The pandemic also gave birth to stronger collaboration between business groups and the public sector.
Taguiam said even as face masks and face shields became necessary, and social distancing became the norm to fight the pandemic, the resilience as a community has been reinforced by the collaboration of key industry leaders in solving critical issues and doing it together through Joint Business Group Manifestos, Project Balik Buhay and Cebu Citizens’ Initiative, to name a few.
“The strength in the synergy and combined resources within the business community, the church, civil society and in coordination with government including the Inter-Agency Task Force for the Management of Emerging Infectious Diseases has helped us overcome major challenges including bringing positive cases of Covid-19 levels down to single digits,” he said.
Mandaue Chamber of Commerce and Industry president Steven Yu described 2020 as the “perfect storm” for the business community.
“It was a year of the perfect storm for most businesses except for some of those in technology and health care industries. The enemy is invisible, but it has led to the worst recession ever experienced by anyone born post-World War,” he said.
Yu said the pandemic put a lot of things on a standstill which gave business owners time to ponder the most important things in life.
“It made us realize that God and family are the most important aspect of a person’s life, in that order,” he said.
He also said the year 2020 is not about making money.
“Rather, it’s about surviving and making it to the second half of 2021 to 2022 which is our recovery stage, a Nike-swoosh type recovery curve. There is still hope that recovery will be faster with the vaccine which has been administered to 1.1 million people and more,” he said.
As for the measures and innovations that were undertaken to survive the pandemic, Yu said the easier adjustments were how to live simply and how to do more with less like multi-tasking.
“Work from home became possible and rampant. We learned how to be comfortable with virtual meetings and webinars. The digital transformation was accelerated, and many businesses created an online presence and are reaching their target market via online platforms,” he said.

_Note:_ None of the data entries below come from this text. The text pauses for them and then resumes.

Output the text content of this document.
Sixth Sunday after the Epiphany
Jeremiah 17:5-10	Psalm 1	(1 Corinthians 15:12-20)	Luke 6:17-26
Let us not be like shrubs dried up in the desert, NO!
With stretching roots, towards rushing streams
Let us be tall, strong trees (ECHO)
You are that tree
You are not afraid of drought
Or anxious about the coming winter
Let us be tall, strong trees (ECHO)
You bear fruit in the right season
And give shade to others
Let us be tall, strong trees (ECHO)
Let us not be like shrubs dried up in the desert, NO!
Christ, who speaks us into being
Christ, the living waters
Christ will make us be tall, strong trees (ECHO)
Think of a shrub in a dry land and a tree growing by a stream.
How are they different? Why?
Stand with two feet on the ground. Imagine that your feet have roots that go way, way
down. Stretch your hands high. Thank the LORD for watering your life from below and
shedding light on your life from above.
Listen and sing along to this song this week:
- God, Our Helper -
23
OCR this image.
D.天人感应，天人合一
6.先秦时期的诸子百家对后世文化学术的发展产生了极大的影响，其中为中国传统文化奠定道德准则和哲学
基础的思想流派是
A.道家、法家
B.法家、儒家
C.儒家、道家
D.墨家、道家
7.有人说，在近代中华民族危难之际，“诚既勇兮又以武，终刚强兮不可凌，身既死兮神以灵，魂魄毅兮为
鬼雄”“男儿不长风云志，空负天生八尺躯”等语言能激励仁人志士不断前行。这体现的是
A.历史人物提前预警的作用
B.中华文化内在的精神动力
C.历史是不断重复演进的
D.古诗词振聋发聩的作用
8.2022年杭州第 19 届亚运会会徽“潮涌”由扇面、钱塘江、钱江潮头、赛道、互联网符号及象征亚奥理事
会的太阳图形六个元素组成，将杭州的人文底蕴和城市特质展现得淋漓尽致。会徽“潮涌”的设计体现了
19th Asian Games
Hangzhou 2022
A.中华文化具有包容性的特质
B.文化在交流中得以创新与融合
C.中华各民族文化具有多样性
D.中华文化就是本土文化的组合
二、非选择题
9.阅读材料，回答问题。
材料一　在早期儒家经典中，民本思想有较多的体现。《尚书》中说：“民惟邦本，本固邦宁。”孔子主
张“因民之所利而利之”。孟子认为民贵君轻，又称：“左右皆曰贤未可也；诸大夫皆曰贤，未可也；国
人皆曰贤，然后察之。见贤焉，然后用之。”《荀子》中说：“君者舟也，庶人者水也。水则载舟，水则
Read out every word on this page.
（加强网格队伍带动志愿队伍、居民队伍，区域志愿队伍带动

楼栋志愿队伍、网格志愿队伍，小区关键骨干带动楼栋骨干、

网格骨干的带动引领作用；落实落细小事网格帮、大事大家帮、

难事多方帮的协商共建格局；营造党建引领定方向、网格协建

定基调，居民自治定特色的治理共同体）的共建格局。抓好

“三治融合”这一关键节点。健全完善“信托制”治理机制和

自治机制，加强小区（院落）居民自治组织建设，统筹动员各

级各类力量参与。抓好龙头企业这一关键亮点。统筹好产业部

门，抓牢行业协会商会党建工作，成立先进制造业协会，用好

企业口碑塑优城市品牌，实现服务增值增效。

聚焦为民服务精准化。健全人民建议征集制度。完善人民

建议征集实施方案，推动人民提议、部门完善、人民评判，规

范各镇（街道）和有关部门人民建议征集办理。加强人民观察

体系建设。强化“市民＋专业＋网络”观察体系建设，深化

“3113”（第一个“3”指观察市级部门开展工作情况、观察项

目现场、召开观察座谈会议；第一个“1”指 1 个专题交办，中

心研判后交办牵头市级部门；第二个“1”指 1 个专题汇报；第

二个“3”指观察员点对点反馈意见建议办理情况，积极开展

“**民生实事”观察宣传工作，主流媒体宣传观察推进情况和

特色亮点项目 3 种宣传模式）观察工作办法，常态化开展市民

Health and nature conservation also went in the forefront of all, with the family coming first in the face of the invisible enemy.
“We learn to value health and how to protect health. We have learned to put more emphasis on protecting our planet against degradation. We also learned that only God is in control and how when all else fails, it’s only the family circle that matters,” Yu said.
For Rey Calooy, chairman of the Filipino-Cebuano Business Club, the micro, small and medium enterprises were caught by surprise by the pandemic.
Calooy said the year forced many to adjust strategies, planning and forecasting.
“Some closed up shop, hoping to reopen as they waited for the sun to shine while others pivoted and changed business models toward sunrise industries,” he said.